If programming peaked, it certainly wasn't in 2010.

Glemkloksdjf•19m ago
Honestly, the person should spend their time of fixing their shit instead of writing blog posts.

I find intellij a great IDE, modern frameworks are fun to use, ai helps me doing things i don't want to do or things i just need (like generate a good README.md for the other people).

Containers are great and mine build fast.

My Startup has a ha setup with self healing tx to k8s and everything is in code so i don't need to worry to backup some random config files.

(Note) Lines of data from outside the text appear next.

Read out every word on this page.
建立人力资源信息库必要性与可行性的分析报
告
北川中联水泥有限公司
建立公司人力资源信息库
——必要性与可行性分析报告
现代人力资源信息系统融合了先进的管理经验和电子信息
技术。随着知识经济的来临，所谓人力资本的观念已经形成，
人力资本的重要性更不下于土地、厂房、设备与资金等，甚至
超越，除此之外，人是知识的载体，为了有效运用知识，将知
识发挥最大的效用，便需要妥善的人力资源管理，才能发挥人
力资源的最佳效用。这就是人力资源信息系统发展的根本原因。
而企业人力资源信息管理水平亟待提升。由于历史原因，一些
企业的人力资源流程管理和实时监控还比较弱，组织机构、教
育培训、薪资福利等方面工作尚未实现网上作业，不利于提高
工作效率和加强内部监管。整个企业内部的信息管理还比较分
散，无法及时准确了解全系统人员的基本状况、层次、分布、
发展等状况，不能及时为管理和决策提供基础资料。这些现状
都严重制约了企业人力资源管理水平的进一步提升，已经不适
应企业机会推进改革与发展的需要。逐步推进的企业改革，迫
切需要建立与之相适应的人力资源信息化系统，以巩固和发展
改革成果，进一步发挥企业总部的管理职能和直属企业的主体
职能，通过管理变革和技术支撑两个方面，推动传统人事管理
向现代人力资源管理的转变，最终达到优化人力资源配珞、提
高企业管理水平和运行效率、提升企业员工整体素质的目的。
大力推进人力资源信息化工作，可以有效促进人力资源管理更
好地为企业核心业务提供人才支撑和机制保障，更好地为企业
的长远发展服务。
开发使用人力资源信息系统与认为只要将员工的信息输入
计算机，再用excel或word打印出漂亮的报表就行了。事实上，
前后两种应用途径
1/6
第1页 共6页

Hardware has never been that cheap. NVMs, RAM and Compute. A modern laptop today has a brilliant display, quite, can run everything, long batterytime.

Traffic? No brainer.

Websphere was a monster with shitty features. I remember when finally all the JEE Servers had a startup time of just a few seconds instead of minutes. RAM got finally cheap enough that you were able to run eclipse, webserver etc. locally.

Java was verbose, a lot more verbose than today.

JQuery was everywere.

webdevver•6m ago
truthnuke
Kuyawa•16m ago
I am still a happy programmer after all these years using only node, express, postgres and sublime. I try not to listen to the sirens singing on the rocky shores...
coolThingsFirst•8m ago
In other words you have competitive advantage because your cloud costs will be 10x less.

This is exactly what 10 years of experience did for you. Why complain?

wiz21c•6m ago
I've been coding since 40 years old and professioannly since about 30. And let's set this straight: it is much (much, like really much) better nowadays.

We have super powerful editors, powerful languages, a gazillion of libraries ready for download.

I use to write video games and it took months (yeah, months of hobby-time) to put a sprite on a screen.

And for Java, yeah, things have improved so much too: the language of today is better, the tooling is better, the whole security is more complex but better, the JVM keeps rocking...

And now we've got Claude.

I'm really happy to be now.

mexicocitinluez•6m ago
> The most popular is “VS Code”, which needs only a few gigabytes of RAM to render the text.

> We used Eclipse, which was a bit like VS Code.

This made me laugh. You can't possibly be a serious person if you think Eclipse was better in any way shape or form than VS Code.

I don't have a great memory, but one thing I can absolutely still remember with 100% clarity is how bloated and memory hungry Eclipse was. It was almost unusable.